Politis_MJ; Korchinski MA (1990) Beneficial effects of AP treatment after experimental spinal cord injury: a behavioral, morphological, and biochemical study. AETRIJ 15(1):37-49. Dept of Surgery, Univ of Saskatchewan, Saskatoon, Canada. The uses and limitations of "first aid" AP treatment were assessed after spinal cord injury in rats. Spinal cords were exposed to a standardized contusion lesion at T8, followed by EAP stimulation of 3 points: BL60 (within the depression dorsal to the lateral malleolus), BL40 (popliteal space) and GV03 (intervertebral space between L4-L5). AP was given at either 15 min or 24 hrs after surgery. Control rats received spinal cord injury without AP treatment. Animals were assessed at 3 d post-operatively. Results showed improved function (as assessed by a combined behavioral score) in rats which had been treated with AP 15 min after injury relative to those that received no AP treatment. This was accompanied by minimization of post-traumatic cord shrinkage in AP-treated animals and a marked (3 fold) sparing of ventral horn neurons. Plasma cortisol levels rose over 3-fold within 2 h post-operatively in non-AP-treated rats, where these levels rose <2-fold in AP treated animals. None of the above beneficial effects occurred in rats given AP treatment 24 hrs after spinal cord injury. AP was useful as an adjunct treatment during early stages after spinal cord injury.

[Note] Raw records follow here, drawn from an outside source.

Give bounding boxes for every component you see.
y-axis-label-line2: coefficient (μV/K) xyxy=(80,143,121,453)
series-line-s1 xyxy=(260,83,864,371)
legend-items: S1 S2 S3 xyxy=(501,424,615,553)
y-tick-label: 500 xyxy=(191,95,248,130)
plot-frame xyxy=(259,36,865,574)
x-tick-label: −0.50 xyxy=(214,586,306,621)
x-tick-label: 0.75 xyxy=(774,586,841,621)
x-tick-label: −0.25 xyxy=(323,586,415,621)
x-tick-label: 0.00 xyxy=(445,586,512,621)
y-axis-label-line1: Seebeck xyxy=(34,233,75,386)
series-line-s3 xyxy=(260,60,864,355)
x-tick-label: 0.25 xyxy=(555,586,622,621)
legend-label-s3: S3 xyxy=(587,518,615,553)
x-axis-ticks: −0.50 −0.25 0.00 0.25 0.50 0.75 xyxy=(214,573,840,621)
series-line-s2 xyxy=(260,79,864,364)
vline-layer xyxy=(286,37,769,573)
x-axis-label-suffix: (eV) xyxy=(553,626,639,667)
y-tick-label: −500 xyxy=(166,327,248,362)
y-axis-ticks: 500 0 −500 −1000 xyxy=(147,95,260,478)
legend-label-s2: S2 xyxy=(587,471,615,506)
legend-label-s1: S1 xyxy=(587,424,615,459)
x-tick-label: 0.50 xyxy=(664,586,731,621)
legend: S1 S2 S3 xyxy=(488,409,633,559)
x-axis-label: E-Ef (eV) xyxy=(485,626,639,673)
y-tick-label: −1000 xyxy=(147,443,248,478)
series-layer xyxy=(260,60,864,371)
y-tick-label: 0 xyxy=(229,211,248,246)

Qu_H; Ren L; Guo Y (1991) Combined application of scalp and body AP in the treatment of pseudobulbar paralysis. JTCM Sep 11(3):170-173. Hospital of TCM, Hexi District, Tianjin, PRC.
Yu_Y4 (1993) TENS at AP points to treat spinal spasticity: effects and mechanism. Chung Hua I Hsueh Tsa Chih Oct 73(10):593-595, 637. Dept of Orthopaedic Surgery, First Teaching Hospital, Beijing Med Univ, PRC. To study the effect and mechanism of electrostimulation in treating spinal spasticity, we used EAP on the surface of 2 couples of AP points. The short term application (30 min) of high-frequency EAP (100 Hz) produced an immediate antispastic effect in contrast to the low-frequency EAP (2 Hz). After application of high-frequency EAP (2 times/d, 30 min/time) for 3 mo, antispastic effect was stable. To keep this antispastic effect, the high-frequency EAP must be used permanently. Recent experimental results showed that low and high frequency EAP release MEK and dynorphin respectively from the spinal cord in humans. We infer that by enhancing the production of dynorphin in CSF, high-frequency EAP decrease the excitability of the motor neurons in the anterior horns through the kappa opiate receptors, thus ameliorating the muscle spasticity of spinal origin.